New entropic inequalities for qubit and unimodal Gaussian states

TL;DR

This paper derives new entropic inequalities for qubit and Gaussian states using approximations of the Tsallis relative entropy, leading to insights on state distances, energy, and entropy relations in quantum systems.

Contribution

It introduces a novel inequality connecting energy, entropy, and partition function based on von Neumann entropy, and applies it to qubit and Gaussian states.

Findings

Derived an approximation for Tsallis relative entropy near q=1.

Established a new inequality relating energy, entropy, and partition function.

Analyzed the distance measure between states for qubits and Gaussian states.

Abstract

The Tsallis relative entropy $S_q (\hat{\rho},\hat{\sigma})$ measures the distance between two arbitrary density matrices $\hat{\rho}$ and $\hat{\sigma}$. In this work the approximation to this quantity when $q=1+\delta$ ($\delta\ll 1$) is obtained.
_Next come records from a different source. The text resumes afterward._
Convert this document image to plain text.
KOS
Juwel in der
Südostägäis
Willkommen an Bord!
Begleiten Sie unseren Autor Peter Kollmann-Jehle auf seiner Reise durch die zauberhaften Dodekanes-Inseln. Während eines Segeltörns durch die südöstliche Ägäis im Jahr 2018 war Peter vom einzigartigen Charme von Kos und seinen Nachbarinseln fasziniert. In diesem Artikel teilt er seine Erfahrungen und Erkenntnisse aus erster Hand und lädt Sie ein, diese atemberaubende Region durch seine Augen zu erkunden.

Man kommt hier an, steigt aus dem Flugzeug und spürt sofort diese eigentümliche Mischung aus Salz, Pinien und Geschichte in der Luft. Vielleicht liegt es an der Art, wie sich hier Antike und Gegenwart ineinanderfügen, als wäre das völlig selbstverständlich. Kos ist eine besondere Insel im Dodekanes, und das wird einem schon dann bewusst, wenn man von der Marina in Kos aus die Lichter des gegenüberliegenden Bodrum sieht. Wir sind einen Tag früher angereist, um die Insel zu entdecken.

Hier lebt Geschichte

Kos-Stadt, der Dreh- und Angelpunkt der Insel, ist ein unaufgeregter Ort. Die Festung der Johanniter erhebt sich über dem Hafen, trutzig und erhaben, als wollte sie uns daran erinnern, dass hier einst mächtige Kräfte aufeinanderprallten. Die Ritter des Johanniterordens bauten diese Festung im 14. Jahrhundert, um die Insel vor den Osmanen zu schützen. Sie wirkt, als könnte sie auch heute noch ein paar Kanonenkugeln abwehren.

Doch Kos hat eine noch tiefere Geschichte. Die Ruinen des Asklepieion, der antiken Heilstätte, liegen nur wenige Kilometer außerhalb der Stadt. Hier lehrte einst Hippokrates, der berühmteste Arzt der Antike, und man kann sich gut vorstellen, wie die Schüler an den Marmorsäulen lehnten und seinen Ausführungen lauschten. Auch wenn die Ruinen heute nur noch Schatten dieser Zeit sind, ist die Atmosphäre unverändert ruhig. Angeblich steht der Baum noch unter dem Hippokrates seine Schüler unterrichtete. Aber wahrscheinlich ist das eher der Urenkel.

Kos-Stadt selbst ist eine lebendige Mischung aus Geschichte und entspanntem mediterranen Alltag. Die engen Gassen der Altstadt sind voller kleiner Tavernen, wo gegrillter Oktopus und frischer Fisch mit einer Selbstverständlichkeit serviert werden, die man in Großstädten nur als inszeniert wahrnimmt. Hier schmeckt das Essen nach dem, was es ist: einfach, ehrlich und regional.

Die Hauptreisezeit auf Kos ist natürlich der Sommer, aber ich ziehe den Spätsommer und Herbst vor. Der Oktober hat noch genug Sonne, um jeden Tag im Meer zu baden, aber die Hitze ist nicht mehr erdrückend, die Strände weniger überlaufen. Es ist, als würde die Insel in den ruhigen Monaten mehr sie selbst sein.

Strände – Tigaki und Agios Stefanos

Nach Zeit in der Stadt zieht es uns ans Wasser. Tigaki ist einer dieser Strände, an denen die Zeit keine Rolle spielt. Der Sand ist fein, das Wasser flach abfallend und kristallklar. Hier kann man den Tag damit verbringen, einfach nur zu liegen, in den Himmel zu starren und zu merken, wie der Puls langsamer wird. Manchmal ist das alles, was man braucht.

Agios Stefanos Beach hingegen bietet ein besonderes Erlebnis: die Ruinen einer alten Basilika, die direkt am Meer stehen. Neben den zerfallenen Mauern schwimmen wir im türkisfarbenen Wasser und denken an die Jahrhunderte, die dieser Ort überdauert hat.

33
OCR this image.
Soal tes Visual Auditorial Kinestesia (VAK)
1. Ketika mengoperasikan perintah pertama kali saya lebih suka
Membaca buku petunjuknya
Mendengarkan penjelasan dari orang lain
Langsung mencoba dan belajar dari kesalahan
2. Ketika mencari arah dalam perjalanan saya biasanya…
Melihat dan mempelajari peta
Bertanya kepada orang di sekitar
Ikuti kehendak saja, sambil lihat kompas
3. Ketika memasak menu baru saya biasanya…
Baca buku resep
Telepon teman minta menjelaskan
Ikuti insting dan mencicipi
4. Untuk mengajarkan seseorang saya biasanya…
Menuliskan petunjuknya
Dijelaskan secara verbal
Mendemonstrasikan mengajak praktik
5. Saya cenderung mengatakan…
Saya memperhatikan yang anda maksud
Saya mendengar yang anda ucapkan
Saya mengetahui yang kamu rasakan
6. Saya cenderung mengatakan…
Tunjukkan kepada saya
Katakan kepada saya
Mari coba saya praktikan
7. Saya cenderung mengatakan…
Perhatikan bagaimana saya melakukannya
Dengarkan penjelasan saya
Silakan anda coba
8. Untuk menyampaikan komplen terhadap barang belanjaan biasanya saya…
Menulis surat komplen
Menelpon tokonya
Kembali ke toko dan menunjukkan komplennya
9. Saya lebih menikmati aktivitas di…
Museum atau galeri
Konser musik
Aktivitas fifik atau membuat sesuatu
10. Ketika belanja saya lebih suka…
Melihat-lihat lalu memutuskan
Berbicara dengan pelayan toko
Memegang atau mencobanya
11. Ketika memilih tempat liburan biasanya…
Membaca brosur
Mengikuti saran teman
It is shown that the resulting series is equal to the von Neumann relative entropy when $\delta=0$. Analyzing the von Neumann relative entropy for arbitrary $\hat{\rho}$ and a thermal equilibrium state $\hat{\sigma}=e^{- \beta \hat{H}}/{\rm Tr}(e^{- \beta \hat{H}})$ is possible to define a new inequality relating the energy, the entropy, and the partition function of the system. From this inequality, a parameter that measures the distance between the two states is defined. This distance is calculated for a general qubit system and for an arbitrary unimodal Gaussian state. In the qubit case, the dependence on the purity of the system is studied for $T \geq 0$ and also for $T<0$. In the Gaussian case, the general partition function given a unimodal quadratic Hamiltonian is calculated and the comparison of the thermal light state as a thermal equilibrium state of the parametric amplifier is presented.